It's back to school time, parents feel free to celebrate. Now with that done you may have noticed your teenage limping and complaining about their knee after practice or gym. If not great, if so listen up. For some teenagers, starting in the early teens they develop this sharp, painful and limiting knee pain without injury. You take them in and the doctor blurts out “Osgood-Schlatters.” And you then try to pronounce it, after a few attempts you manage to say it correctly but have no idea what it means. So what is going on with your teenager?
Well, it’s no secret that children and teens are going through rapid growth, and when it comes to the body, muscles grow faster than bone. Teenagers involved in sports and athletics can develop their muscle strength faster than what the bone can keep up with. The primary muscle here is the Quadriceps, the large muscles on the front of the thigh responsible for straightening the knee, lifting the leg, lifting the body if the feet are planted, jumping, etc... This muscle attaches first to the knee cap, and from there a ligament connects that to the front of the tibia or lower leg bone just below the knee. It’s at this point that Osgood-Schlatters occurs; appearing as a swollen bump that is very sensitive to pressure and impact (this can bring you to the ground if struck with even mild force). Pain can occur when climbing stairs, jumping, running, and squatting. Mild cases involve inflammation and swelling at the sight of attachment to the bone, usually lasting no more than a couple months. More advanced cases this can become an avulsion fracture of the bone where the muscle strength itself over time has caused the bone to start to separate from itself as the point of attachment is a growth plate; this stage can last years and will only resolve until the fracture heals and the growth plate has completely calcified. It’s important to identify and treat this condition early on before it progresses.
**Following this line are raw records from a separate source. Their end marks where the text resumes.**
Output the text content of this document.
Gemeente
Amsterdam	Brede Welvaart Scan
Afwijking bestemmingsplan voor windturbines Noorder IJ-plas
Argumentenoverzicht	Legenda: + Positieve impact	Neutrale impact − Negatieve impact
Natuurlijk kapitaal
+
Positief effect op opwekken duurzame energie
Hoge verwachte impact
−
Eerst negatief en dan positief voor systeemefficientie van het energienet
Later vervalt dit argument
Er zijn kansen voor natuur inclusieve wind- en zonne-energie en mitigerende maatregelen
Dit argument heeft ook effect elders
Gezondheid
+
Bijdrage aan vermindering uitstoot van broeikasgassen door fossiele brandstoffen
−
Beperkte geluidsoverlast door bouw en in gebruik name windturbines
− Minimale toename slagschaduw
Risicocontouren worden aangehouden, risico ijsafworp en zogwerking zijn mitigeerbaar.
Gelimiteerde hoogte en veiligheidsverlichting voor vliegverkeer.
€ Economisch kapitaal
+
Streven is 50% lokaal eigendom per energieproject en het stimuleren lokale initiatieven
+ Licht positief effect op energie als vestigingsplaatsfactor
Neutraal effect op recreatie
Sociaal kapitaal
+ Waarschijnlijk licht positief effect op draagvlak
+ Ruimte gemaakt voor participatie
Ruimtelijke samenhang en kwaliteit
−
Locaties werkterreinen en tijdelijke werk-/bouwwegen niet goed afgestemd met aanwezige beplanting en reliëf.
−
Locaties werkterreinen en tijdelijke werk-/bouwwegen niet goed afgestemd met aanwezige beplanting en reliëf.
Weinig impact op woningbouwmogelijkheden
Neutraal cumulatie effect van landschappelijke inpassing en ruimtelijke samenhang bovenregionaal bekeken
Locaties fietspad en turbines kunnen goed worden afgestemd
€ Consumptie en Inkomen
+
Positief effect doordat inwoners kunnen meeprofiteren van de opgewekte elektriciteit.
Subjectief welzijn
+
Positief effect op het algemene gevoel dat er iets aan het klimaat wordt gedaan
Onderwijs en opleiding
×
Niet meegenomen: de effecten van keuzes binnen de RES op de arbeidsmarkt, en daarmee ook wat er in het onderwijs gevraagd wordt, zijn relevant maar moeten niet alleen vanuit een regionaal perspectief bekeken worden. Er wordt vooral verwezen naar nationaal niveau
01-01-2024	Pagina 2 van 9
So what can be done? First and foremost, stretching. Increasing flexibility of the quads and also stretching of the hamstrings is very important because it will decrease stress applied to the area of pain. Light strength training for mild to moderate cases can help by improving knee stability and range of motion. Rest and time is important because a teenager’s muscles can literally heal overnight they can pack on a lot of strength in a short amount of time, in severe cases taking the kid out of sports is advised to allow the body time to catch up and repair. Strapping/taping can be used under the knee cap in order to reduce the stress being applied to the point of ligament attachment. Icing in 5 minute intervals can help improve blood flow and promote healing of the region. In the most extreme cases of full avulsion fracturing of the bone, surgery may be recommended.